“When The Last Picture Show came out, in 1971, it was acclaimed not only as the breakout hit of a young gun (the director, Peter Bogdanovich, was still in his early thirties) but also as a dusty remembrance of things past,” writes New Yorker critic Anthony Lane.

“The movie was set twenty years before, in a small Texas town, where even the young folk — played to perfection by Jeff Bridges, Cybill Shepherd, Timothy Bottoms and others — bore the look of natural-born elegists, and where the quest for sexual services (led by Cloris Leachman, as the wife of a sports coach) seemed less a matter of lust, let alone joy, than a desperate bid to delay the dying falls of love.

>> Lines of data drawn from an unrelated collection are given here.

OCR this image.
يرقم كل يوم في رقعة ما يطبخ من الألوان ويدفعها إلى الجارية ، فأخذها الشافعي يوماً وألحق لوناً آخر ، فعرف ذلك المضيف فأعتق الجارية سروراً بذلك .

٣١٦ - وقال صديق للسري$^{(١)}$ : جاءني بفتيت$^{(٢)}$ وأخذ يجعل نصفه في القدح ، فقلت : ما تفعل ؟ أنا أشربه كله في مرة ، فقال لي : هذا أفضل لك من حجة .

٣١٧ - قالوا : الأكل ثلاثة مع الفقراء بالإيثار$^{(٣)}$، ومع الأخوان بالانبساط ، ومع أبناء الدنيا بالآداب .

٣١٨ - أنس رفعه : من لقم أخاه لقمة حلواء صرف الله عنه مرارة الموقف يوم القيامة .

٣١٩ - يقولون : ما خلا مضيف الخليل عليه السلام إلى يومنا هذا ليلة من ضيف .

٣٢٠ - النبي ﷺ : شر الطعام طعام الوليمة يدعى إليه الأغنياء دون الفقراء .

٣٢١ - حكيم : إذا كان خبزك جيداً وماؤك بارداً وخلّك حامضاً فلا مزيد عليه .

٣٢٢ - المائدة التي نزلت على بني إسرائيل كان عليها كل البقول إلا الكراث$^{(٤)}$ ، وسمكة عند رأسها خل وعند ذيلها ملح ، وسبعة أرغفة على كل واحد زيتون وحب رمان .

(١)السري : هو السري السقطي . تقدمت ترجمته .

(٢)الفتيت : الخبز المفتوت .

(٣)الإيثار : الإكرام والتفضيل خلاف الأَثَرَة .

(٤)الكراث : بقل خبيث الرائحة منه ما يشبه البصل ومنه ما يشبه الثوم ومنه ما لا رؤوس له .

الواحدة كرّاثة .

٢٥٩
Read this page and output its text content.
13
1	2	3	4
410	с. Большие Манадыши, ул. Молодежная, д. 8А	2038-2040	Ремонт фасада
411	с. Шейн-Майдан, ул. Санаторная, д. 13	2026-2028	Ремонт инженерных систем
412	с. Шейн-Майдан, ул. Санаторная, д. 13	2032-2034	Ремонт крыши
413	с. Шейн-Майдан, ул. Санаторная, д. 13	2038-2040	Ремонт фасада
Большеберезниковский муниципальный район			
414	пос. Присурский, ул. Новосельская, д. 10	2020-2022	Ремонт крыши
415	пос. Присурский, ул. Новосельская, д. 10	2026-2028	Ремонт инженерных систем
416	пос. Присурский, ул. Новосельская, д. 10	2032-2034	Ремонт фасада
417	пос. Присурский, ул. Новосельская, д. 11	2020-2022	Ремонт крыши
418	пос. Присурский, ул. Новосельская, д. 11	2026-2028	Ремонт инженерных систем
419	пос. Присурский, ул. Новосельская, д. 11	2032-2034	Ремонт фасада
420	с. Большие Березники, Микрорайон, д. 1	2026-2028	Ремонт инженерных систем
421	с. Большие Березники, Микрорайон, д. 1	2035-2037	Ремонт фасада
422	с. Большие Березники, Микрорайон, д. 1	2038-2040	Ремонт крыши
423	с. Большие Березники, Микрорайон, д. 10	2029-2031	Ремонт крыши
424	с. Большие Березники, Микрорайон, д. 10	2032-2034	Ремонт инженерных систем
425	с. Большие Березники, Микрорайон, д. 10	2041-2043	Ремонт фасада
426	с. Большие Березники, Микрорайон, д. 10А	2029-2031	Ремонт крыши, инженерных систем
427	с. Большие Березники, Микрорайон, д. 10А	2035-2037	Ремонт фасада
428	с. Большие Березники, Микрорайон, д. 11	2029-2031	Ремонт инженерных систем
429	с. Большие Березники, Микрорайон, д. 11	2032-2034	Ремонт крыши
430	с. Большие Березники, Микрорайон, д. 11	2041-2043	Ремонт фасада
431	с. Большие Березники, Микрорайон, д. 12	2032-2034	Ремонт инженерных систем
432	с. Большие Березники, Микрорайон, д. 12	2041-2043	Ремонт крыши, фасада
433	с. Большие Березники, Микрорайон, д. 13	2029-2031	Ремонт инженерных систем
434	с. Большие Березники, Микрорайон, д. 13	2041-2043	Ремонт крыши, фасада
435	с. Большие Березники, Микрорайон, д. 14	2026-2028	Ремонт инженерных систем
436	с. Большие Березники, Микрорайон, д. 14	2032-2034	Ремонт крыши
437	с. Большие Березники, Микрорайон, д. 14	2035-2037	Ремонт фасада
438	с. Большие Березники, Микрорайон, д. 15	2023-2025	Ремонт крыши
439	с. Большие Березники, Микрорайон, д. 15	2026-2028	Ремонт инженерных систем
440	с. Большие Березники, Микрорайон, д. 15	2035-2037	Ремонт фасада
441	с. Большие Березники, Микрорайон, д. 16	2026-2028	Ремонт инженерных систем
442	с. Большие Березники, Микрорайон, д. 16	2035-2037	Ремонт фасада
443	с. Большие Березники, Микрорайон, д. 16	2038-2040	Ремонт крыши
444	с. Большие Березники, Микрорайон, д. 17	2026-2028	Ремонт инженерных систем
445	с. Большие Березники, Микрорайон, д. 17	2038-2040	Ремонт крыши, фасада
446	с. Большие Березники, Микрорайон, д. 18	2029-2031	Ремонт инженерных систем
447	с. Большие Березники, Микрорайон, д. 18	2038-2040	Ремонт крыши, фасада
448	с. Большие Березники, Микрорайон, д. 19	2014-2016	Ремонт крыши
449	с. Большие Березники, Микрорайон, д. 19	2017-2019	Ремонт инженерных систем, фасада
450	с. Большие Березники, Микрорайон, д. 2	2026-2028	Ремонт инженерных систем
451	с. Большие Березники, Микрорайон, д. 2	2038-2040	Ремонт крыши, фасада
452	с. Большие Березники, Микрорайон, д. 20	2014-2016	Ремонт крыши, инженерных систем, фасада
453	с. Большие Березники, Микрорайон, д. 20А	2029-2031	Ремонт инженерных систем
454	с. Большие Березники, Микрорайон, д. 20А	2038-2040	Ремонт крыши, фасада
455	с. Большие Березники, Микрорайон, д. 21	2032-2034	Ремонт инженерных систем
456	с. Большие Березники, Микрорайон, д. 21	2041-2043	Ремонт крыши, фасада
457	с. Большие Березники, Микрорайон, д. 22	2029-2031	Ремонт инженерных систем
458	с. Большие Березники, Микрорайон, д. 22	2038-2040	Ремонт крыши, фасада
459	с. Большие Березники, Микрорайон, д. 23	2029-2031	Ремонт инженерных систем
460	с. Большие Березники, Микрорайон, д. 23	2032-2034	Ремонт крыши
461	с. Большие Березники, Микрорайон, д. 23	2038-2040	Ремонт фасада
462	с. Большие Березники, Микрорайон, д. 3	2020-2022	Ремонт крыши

“Nowadays, we are the nostalgists, and it is Bogdanovich’s film (which the director David Gordon Green selected for a July 20 screening at BAM) that asks to be treasured as the product — indeed, the standard-bearer — of a faded age. There was a time when movies themselves felt like small towns: rooted fast in their environments, and alive to the wistful chatter of minor characters as they crossed paths and then went on their way.”
And the most small-towny moment in the entire film was Ben Johnson‘s soliloquy about change and “gettin’ old” and a love affair he had about 20 years back with a girl, and a silver dollar she probably still has.

“You wouldn’t believe how this country’s changed. First time I seen it there wasn’t a mesquite tree on it. First time I watered a horse at this tank was more than 40 years ago. I’m probably just as sentimental as the next fella when it comes to old times.”